Еще на подходах к площади ее поразил непривычный гул. Это был не ежедневный гомон рынка, а деловая, слаженная работа, которую время от времени прерывали рубленые команды. Зимний воздух был прозрачен и наполнен запахом свежего дерева, но сквозь него пробивался едкий, щекочущий ноздри, запах смолы.
Площадь, обычно хаотичная, теперь была преображена. На ее мощеном булыжником центре возводилось некое подобие жертвенника – тщательно сложенный скирд из толстых, темных бревен и хвороста, увенчанный высоким столбом. Двое работников с бесстрастными, закопченными лицами лили из тяжелых ведер густую, черную смолу на основание костра, и она стекала по дровам медленными, тягучими каплями, лоснясь на бледном зимнем свете.
«Нет. Нет, не это. Не ему», – Анна бессильно задрожала, вцепившись в грубую руку шевалье Буле.
Но самое страшное ждало ее чуть поодаль. Высокий, плечистый мужчина с лицом, на котором профессиональное безразличие уже застыло вечной маской, не спеша проверял цепи, что лежали у его ног. Палач. Рядом, прислоненный к груде хвороста, стоял длинный, увенчанный железным крюком шест – инструмент, чтобы поправить тело, если оно начнет сползать с костра.

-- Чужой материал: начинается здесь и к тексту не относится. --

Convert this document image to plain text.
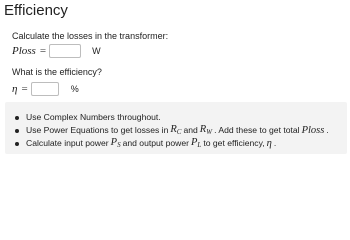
Efficiency
Calculate the losses in the transformer:
Ploss =	W
What is the efficiency?
η =	%
Use Complex Numbers throughout.
Use Power Equations to get losses in $R_C$ and $R_W$ . Add these to get total Ploss .
Calculate input power $P_S$ and output power $P_L$ to get efficiency, η .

Их окружала городская стража, не столько сдерживая уже начинающую собираться толпу, сколько обозначая границы будущего действа. Горожане – ремесленники, торговцы, служанки с детьми на руках – сновали туда-сюда. Их лица сияли не злобой, а простодушным, жадным любопытством.
Анна, укрывшись за Клодом, слышала обрывки их разговоров.
– Говорят, еретика жечь будут, – с важным видом сообщил тучный мясник своему соседу, обтирая руки о фартук. – Зрелище будет что надо! Чистилище прямо на площади.
– Смолы не пожалели, – деловито заметил другой, пожилой, прицениваясь взглядом к качеству дров. – Горит хорошо, липкая. Долго мучиться будет, пока душа не отлетит.
– Мама, а я видеть буду? – пискнул мальчонка, которого женщина усаживала на плечи.
– Видеть, видеть, детка, не суетись. Только смотри внимательно, как нераскаянного грешника адское пламя пожирает. Урок тебе на всю жизнь.
Анна почувствовала, что падает. Слова кружились в ее голове, бессмысленные и чудовищные. Эти люди говорили о нем. О ее Жиле. Но они ничего не знали о его уме, его сомнениях, его стремлении постичь мир. Они готовились обратить его плоть в пепел, выставить его агонию на потеху, как «урок» для этого сопливого мальчишки. И делали это не со злобой, а с простодушным, будничным рвением.